Ex-lawyer turned relationship coach

Why Smart People May Deny Science

Today’s technological world is remarkable but it’s also complicated and intimidating. Most of us can’t even explain the workings of everyday household items like the lightbulb or microwave, let alone understand complex systems like global warming.

So if the experts tell us that genetically modifying an apple in a lab is no more dangerous than traditional breeding, we should accept that. Except we often don’t. 

The idea of inserting a gene from a banana into an apple gives us an image of a scientist stitching a banana peel onto a granny smith while lightning is ominously thundering outside the laboratory window. 

The world is rife with real and fake dangers. And us normies can barely distinguish the two.

Should we be afraid that microwaves radiate our food by ‘nuking’ it? No. The machine simply shoots non-toxic radiowaves that excite the water and fat molecules. Making the molecules vibrate and rub up against each other causing heat.

Pretty simple stuff. Yet type “are micro” into Google and due to popular demand the search engine automatically fills in the rest of your query with “are microwaves bad for you.”

Which goes to show that most of us lack a basic understanding of our tech savvy world.

To quiet our confusion, we need to look at experts for guidance.

The problem is that we don’t all agree on which expert to turn to.

You’d think we’d place our trust in the people trained in finding the truth, scientists. But because the scientific method defies common sense, we often lump scientists together with swindlers, frauds and snake oil salesmen.

Go back a few hundred years and you’d see how we treated scientists as devil worshippers.

Giordano Bruno, although not a scientist by today’s standards, was burned at the stake for believing the Earth was not at the center of the universe. 

A fact we accept as truth almost 450 years later, even though we can’t confirm it with our intuition—we don’t feel the Earth spinning, and we always see the Sun move across the sky.

This intuitive disconnect is why science is so difficult to accept.

We’re simply not open-minded.  

A study by cognitive psychologist Andrew Shtulman shows that even students of science have to fight their instincts when asked if humans are descendants from sea creatures. The less intuitive a scientific discovery, the slower the students answered the question.

Shtulman’s findings reveal that our ignorant instincts are not replaced by scientific findings, but exist alongside them. 

Which is why we prefer to base decisions on our statistically meaningless personal experiences rather than carefully collected statistics.

That said, statistical evidence is no guarantee we’ll draw the right conclusions.

Not only are we bad at understanding statistics, we’re also susceptible to confirmation bias—the tendency to interpret information in a way that supports our pre-existing beliefs.

That’s why every emerging truth is reviewed by a group of skeptic peers who are more than happy to poke holes into a rival’s scientific findings.

If the findings stand up to the assault, we’re left not with an absolute truth, but a provisional truth. Which may grow stronger over time, or may get overturned by a future observation.
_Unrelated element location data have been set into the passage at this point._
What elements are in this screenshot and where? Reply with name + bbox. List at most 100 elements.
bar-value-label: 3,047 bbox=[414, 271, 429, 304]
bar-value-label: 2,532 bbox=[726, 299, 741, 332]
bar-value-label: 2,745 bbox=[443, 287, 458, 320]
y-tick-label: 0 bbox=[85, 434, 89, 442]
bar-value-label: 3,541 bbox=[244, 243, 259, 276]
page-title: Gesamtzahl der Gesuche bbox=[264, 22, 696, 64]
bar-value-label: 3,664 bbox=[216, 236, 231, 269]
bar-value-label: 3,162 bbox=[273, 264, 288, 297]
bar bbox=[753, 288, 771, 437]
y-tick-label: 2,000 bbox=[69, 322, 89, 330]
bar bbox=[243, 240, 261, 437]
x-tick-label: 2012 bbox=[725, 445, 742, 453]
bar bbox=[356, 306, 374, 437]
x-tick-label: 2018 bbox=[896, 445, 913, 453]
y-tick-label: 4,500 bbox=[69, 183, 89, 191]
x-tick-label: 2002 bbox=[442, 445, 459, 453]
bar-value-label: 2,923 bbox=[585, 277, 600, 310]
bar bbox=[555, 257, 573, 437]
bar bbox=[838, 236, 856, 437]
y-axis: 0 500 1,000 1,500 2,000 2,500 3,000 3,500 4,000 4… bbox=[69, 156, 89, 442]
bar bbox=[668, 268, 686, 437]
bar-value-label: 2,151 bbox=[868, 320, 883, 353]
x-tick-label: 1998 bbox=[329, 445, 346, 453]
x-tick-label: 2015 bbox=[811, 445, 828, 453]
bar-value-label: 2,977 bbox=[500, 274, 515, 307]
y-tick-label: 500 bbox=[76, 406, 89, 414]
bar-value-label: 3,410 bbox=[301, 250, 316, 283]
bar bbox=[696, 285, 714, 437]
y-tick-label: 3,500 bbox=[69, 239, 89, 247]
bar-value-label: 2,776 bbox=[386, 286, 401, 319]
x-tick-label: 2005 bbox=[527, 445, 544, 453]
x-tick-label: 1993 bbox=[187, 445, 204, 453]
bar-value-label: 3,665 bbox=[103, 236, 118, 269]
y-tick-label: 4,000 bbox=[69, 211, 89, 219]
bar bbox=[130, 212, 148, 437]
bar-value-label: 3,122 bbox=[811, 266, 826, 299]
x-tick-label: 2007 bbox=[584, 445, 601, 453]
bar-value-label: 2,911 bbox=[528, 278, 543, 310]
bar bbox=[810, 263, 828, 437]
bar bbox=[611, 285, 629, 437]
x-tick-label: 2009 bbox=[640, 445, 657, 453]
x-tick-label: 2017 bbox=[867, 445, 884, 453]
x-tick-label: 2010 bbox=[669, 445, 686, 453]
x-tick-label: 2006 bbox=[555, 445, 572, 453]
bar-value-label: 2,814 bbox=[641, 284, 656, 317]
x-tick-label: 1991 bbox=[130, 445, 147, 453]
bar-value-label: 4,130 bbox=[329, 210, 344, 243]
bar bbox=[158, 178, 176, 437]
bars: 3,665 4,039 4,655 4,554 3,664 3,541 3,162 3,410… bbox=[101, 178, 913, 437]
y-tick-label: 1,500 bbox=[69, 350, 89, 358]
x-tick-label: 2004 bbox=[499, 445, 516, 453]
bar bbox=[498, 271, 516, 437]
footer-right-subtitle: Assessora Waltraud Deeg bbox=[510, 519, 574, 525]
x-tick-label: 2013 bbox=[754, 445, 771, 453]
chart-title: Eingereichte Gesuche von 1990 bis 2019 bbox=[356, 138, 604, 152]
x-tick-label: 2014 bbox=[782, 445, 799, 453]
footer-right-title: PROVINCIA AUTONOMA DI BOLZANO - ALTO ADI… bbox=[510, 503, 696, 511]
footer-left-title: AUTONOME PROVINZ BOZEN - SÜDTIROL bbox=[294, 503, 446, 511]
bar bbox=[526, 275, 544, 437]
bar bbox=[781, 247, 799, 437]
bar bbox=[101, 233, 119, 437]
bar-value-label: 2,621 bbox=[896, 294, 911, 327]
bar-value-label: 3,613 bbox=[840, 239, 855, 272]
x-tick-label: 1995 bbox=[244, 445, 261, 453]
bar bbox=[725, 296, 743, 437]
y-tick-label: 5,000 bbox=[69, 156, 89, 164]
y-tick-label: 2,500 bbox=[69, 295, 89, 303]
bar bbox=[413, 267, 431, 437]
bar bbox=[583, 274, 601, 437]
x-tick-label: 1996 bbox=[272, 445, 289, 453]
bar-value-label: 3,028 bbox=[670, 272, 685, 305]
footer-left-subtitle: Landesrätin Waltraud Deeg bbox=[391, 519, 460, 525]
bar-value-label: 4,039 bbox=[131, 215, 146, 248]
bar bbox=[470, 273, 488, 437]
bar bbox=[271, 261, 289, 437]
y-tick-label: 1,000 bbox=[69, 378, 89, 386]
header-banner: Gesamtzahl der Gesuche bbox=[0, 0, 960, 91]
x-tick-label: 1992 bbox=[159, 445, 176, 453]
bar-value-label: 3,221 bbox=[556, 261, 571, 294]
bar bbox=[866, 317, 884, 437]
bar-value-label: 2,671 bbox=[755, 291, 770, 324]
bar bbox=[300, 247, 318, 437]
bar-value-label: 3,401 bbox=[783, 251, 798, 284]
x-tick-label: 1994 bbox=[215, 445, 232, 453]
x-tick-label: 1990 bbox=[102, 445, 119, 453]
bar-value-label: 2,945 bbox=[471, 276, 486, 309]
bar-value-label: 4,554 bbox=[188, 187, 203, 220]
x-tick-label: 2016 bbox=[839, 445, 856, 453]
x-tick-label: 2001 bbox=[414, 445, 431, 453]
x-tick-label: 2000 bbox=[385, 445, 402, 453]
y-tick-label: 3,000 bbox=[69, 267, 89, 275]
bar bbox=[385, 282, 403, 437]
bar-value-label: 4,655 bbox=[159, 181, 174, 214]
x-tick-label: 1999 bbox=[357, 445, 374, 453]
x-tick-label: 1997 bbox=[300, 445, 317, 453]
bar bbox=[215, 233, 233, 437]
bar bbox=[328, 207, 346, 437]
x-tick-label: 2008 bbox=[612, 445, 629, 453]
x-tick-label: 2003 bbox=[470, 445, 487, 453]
This provisional quality of science is a large contributor to doubt.

If you look at the evidence for any scientific discovery, you’ll always find a few observations that point into another direction. A handful of papers written in the ‘60s and ‘70s found signs the earth may be entering an ice age.

Although eventually debunked, some skeptics still use these papers to deny global warming today. Whereas roughly 97% of actively publishing climate scientists agree that the earth is heating up and we’re to blame.

So it seems like sceptics just aren’t scientifically literate.

Does that mean increasing scientific literacy would help people accept human-caused global warming as truth?

Psychology professor Dan Kahan of Yale thinks the answer’s not that simple. In a study where he measured the views of 2,000 American adults on climate change, Kahan found a direct link between scientific literacy and polarizing views.

Instead of using their scientific know-how to find the truth, participants used their knowledge to bolster their political identities.

People who supported big government saw the risks as real. While people in favor of small government rejected or minimized risk of climate change to prevent new ‘oppressive’ legislation.

In other words, the participants used scientific literacy as a tool to shape the facts to fit their beliefs—cognitive dissonance at work.

Not exactly reasonable, until you realize that our family and friends usually share the same beliefs as us.

Which raises the question:

Would you embrace a scientific fact if it potentially meant losing your friends and family?

Of course not.

As long as ignoring science doesn’t clearly affect your life, your desire to be part of a tribe beats scientific truth.

Fitting in always matters, science only matters when the world is on fire.